Viendo el comentario de un convaleciente, me pareció una muestra de optimismo beneficioso. Yo ya la había pasado, y Poirot la sufrió también. Ahora hallábase sentado en la cama, recostado sobre una serie de almohadas, con la cabeza envuelta en un chal de lana, y sorbiendo lentamente una
tisane
particularmente nociva que yo había preparado siguiendo sus indicaciones. Su mirada se posó complacida sobre una hilera de botellas cuidadosamente ordenadas que había en la repisa de la chimenea.

—Sí, sí —continuó mi amigo—. Una vez más volveré a ser yo, el gran Hércules Poirot, el terror de los malhechores. Imagínese,
mon ami
, que me dedican un párrafo en los
Comentarios Sociales
. Pues sí. Aquí está: «¡Salgan todos los criminales sin temor! Hércules Poirot... y créanme, es un un Hércules el detective favorito de la sociedad que no podrá detenerles. ¿Por qué? Pues porque se halla prisionero de la gripe.»

Me reí.

—Bien, Poirot. Se está convirtiendo en un personaje célebre. Y afortunadamente no ha perdido nada de especial interés durante este tiempo.

—Es cierto. Los pocos casos que he tenido que rechazar no me han causado la menor pena.

Nuestra patrona asomó la cabeza por la puerta.

—Abajo hay un caballero que desea ver a monsieur Poirot, o a usted, capitán. Viendo que está muy apurado... y que es todo un caballero... he subido su tarjeta.

Me la entregó.

—Roger Havering —leí.

Poirot me indicó con la cabeza la librería y obediente fui a coger el libro «¿Quién es quién?». Poirot lo tomó de mis mano y empezó a volver sus páginas a toda prisa.

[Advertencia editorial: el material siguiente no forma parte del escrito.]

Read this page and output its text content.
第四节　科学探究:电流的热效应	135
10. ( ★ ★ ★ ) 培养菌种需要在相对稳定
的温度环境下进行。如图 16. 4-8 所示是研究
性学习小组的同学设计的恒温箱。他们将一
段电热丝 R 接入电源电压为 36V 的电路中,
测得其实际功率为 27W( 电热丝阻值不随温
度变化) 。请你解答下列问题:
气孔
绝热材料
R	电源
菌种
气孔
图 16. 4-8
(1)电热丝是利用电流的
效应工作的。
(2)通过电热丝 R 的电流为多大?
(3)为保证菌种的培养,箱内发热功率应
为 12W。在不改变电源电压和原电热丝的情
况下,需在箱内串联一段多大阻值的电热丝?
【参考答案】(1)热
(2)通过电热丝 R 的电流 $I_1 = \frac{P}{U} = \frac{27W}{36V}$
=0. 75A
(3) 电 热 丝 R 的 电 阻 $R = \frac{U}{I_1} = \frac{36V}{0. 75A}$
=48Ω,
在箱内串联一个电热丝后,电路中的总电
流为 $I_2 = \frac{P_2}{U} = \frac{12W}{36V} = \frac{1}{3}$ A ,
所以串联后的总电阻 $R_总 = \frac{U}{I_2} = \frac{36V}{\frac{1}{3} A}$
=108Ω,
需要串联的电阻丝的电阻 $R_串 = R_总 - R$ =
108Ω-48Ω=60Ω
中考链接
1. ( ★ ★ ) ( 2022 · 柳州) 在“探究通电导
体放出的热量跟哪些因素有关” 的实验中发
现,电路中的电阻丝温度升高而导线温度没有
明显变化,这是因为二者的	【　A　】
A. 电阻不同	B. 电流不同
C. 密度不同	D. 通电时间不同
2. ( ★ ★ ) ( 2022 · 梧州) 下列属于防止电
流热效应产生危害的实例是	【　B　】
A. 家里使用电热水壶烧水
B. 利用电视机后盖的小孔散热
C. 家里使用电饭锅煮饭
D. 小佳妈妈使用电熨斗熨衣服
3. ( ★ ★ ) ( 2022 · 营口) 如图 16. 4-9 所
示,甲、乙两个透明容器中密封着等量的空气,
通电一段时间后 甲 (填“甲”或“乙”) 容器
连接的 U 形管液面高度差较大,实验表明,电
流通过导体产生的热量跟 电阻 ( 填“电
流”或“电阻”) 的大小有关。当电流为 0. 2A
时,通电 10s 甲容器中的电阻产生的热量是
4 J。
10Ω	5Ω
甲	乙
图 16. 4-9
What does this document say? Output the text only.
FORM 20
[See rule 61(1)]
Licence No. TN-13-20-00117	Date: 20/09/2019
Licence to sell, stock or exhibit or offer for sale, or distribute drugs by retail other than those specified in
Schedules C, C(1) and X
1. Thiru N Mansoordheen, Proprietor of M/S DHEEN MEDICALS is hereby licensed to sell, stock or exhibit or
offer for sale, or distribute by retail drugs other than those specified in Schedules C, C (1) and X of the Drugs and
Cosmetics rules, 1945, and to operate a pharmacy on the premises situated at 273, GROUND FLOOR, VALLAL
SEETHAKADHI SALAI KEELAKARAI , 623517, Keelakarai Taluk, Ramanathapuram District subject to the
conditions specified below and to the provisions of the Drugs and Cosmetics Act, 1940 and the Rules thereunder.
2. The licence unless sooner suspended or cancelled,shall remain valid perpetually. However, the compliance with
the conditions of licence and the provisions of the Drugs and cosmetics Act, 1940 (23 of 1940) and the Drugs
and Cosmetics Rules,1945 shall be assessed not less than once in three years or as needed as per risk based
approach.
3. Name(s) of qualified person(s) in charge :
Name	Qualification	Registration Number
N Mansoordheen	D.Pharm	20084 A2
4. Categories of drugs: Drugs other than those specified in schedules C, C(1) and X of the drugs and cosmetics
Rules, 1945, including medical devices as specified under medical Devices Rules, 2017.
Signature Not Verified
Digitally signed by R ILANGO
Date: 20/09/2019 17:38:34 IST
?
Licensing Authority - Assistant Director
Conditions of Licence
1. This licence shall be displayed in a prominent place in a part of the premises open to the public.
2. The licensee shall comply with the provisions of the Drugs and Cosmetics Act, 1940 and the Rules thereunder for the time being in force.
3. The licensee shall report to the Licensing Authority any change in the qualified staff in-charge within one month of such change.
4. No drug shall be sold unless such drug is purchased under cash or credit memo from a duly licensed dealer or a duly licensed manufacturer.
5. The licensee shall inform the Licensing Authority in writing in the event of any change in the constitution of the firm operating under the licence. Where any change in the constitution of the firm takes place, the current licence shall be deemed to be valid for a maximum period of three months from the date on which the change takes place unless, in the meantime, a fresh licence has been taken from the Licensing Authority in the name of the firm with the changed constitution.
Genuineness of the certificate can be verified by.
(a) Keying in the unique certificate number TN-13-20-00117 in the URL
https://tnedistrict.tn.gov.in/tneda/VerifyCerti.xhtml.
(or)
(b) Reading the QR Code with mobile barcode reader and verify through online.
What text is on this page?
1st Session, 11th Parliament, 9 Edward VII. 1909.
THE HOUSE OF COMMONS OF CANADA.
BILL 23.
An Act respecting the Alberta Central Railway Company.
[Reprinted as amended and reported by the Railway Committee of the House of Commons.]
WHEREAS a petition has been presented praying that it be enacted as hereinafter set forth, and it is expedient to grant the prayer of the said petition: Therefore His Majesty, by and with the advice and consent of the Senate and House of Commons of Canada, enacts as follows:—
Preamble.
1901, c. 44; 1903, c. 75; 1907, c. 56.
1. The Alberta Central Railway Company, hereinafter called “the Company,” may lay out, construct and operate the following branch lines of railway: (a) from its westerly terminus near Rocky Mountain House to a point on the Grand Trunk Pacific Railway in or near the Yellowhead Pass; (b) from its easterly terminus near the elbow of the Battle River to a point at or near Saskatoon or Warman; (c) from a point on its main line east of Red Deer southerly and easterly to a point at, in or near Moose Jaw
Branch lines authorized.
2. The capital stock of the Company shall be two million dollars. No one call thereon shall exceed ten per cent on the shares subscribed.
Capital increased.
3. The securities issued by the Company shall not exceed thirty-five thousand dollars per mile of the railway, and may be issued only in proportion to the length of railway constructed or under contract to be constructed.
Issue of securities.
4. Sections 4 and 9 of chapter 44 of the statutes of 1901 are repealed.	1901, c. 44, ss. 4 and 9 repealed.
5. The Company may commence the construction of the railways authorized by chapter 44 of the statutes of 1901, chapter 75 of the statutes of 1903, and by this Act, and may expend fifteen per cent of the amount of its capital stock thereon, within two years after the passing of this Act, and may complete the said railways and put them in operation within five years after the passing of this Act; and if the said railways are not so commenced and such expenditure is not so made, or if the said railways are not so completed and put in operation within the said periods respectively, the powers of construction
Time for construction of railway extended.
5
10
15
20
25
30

—Segundo hijo del quinto barón de Windsor. Casó en mil novecientos tres con Zoe, cuarta hija de William Grabb.

—¡Hum! —dije yo—. Me parece que es la muchacha que solía actuar en el
Frivolidad
.... sólo que se hacía llamar Ze Carrisbrook. Recuerdo que contrajo matrimonio con un joven de la ciudad poco antes de la guerra.

—¿Le gustaría bajar y ver qué es lo que le ocurre a ese caballero, Hastings? Preséntele todas mis excusas.

Roger Havering era un hombre de unos cuarenta años, de buena presencia y elegante. Su rostro expresaba una gran agitación.

—¿Capitán Hastings? Tengo entendido que es usted el compañero de monsieur Poirot. Es del todo preciso que venga hoy mismo a Derbyshire.

—Me temo que eso sea imposible —repliqué—, Poirot está enfermo... tiene gripe.

Su rostro se ensombreció.

—Dios mío, eso es un gran golpe para mí.

—¿Tenía que consultar acerca de algún asunto serio?

—¡Santo Dios, ya lo creo! Mi tío, el mejor amigo que tenía en el mundo, fue encontrado asesinado la noche pasada.

—¿Aquí en Londres?

No, en Derbyshire. Yo me hallaba en la ciudad y esta mañana recibí un telegrama de mi esposa. Inmediatamente decidí venir a ver a monsieur Poirot para rogarle que se ocupe de este caso.